Isn’t this just a case of moving the bottom bit of the leading byte to the 6th of the following byte, then stripping out all leading bytes?

__m512i input = _mm512_loadu_si512((__m512i *)(buf + pos)); __mmask64 leading = _mm512_cmpge_epu8_mask(input, _mm512_set1_epi8(-64)); __mmask64 bit6 = _mm512_mask_test_epi8_mask(leading, input, _mm512_set1_epi8(1)); input = _mm512_mask_sub_epi8(input, (bit6<<1) | next_bit6, input, _mm512_set1_epi8(-64)); next_bit6 = bit6 >> 63; _mm512_mask_compressstoreu_epi8((__m512i*)latin_output, ~leading, input); // WARNING: bad on Zen4

I tried putting it into the full code, and it appears to work: https://pastebin.com/Jbzm16pF
I’m not sure if the test cases can pick up all possible errors though.
1. Daniel Lemire says:
  
  August 13, 2023 at 8:57 pm
  
  Except that my full code validates the input. I don’t think your code does…
  1. Daniel Lemire says:
    
    August 13, 2023 at 8:59 pm
    
    Oh. I see that you have completed it. I will run benchmarks.
    1. Daniel Lemire says:
      
      August 13, 2023 at 9:56 pm
      
      Blog post updated.
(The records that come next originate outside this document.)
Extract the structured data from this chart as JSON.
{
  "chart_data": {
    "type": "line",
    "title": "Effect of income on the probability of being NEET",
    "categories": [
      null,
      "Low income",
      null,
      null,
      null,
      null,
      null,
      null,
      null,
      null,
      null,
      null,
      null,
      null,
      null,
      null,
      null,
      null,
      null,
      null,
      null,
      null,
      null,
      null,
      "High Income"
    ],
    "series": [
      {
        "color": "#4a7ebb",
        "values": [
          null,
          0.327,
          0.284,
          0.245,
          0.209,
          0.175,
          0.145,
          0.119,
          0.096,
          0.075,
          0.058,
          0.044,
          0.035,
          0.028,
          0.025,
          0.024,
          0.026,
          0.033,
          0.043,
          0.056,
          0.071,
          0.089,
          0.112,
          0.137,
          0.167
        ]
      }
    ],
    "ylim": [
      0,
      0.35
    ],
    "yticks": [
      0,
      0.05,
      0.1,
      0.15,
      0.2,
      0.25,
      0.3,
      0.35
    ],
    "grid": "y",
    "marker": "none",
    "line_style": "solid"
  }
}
Great results.
      1. -.- says:
        
        August 14, 2023 at 2:33 am
        
        Thanks for trying it out!
        
        Daniel Lemire says:
        
        August 14, 2023 at 2:23 pm
        
        I was estimating 0.5 instructions per byte for an optimized routine but your approach is a tad better which is amazing.
Eggz says:

August 13, 2023 at 3:40 pm

oke intel fanboy. Are you done? Can we shelve complicated avx512 indoctrination completely now? Good heavens…
1. Daniel Lemire says:
  
  August 13, 2023 at 8:57 pm
  
  AMD Zen 4 has superb AVX-512 support.
2. -.- says:
  
  August 14, 2023 at 2:35 am
  
  If you have a competitive alternative, you’re welcome to post it.